Beberapa makhluk kegelapan yang ada telah menyadari keberadaan kami. Mereka melihat ke arah kami, aku juga merasa pandangan mereka terarah padaku. Para makhluk kegelapan itu mulai mendekat sambil menunjukkan mulut mereka yang penuh dengan gigi yang tajam, serta lidah yang panjang berlapis air liur yang tampak sangat membahayakan. Seketika aku tahu kalau air liur mereka itu sangat berbahaya.

“Tidak ada jalan lain, mau tidak mau kita harus melawannya. Keito, aku ingin kau melacak si pengendali mereka. Makhluk-makhluk kegelapan tingkat rendah dan menengah ini tidak mungkin menyerang kita tanpa ada yang mengendalikannya. Yang lain, serang makhluk kegelapan yang ada di hadapan kalian. Kalau bisa, habisi mereka sampai hancur, itu akan memudahkan kita”, Yabu memberi perintah pada kami. Kami semua menggangguk dan mulai menuruti perintah dari Yabu, ketua kami.

Aku menggenggam erat pedangku. Kakiku sempat kaku dan tidak bisa digerakkan. Jujur saja, ada satu perasaan takut dan cemas yang menyerangku. Aku bahkan ragu untuk menggerakkan kakiku, melangkah ke medan perang bersama yang lain.

Chinen yang berada di sampingku, memegang tangan kiriku dengan erat. Aku melihat ke arahnya, kudapati dia melihatku sambil tersenyum. Senyum yang sangat menenangkanb hati. “Tidak apa-apa Ryochan.

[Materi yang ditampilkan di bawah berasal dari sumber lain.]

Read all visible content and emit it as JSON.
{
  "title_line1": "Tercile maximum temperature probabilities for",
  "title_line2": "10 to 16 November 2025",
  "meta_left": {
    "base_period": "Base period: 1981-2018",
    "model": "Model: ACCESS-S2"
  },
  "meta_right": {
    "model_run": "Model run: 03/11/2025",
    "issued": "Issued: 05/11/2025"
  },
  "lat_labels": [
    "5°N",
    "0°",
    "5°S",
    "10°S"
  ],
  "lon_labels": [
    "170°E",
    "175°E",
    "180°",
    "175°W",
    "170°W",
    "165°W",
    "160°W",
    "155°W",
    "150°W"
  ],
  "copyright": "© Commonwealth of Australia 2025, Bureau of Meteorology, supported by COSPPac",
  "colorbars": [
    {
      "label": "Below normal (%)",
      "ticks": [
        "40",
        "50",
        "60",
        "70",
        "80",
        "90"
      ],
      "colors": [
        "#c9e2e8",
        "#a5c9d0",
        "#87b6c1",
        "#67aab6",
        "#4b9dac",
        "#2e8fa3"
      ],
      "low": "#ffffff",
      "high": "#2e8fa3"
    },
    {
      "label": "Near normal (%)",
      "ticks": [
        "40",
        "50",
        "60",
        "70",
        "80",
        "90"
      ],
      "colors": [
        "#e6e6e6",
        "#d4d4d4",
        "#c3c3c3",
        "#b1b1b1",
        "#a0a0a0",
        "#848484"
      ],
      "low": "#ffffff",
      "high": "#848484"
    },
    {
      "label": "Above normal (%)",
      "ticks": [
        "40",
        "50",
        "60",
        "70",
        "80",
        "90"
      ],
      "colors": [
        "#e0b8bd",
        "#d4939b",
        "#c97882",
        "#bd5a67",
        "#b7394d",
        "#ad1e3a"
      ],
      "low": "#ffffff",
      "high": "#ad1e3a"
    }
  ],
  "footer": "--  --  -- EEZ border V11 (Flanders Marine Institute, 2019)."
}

Kau tidak sendirian. Aku disini bersamamu. Teman-teman yang lain juga ada. Kita semua akan bekerjasama untuk melawan mereka”, ucap Chinen. Yuto lalu menepuk pundakku dengan kuat. Keito, Inoo, dan Yabu yang berdiri di depan juga melihat ke arahku sambil tersenyum. ‘Ya benar, aku tidak sendirian disini, aku bersama dengan mereka’, gumamku.

“Terima kasih Yuri. Kalian juga, ayo kita berjuang bersama-sama”, kataku. Mereka semua pun menggangguk. Aku mengangkat pedangku, “Ayah, tolong bantu aku. Pinjamkan kekuatanmu padaku”, bisikku pada pedang yang ada di tanganku ini. Lalu, bersama-sama dengan semuanya, kami pun maju dan menghadapi makhluk kegelapan yang ada.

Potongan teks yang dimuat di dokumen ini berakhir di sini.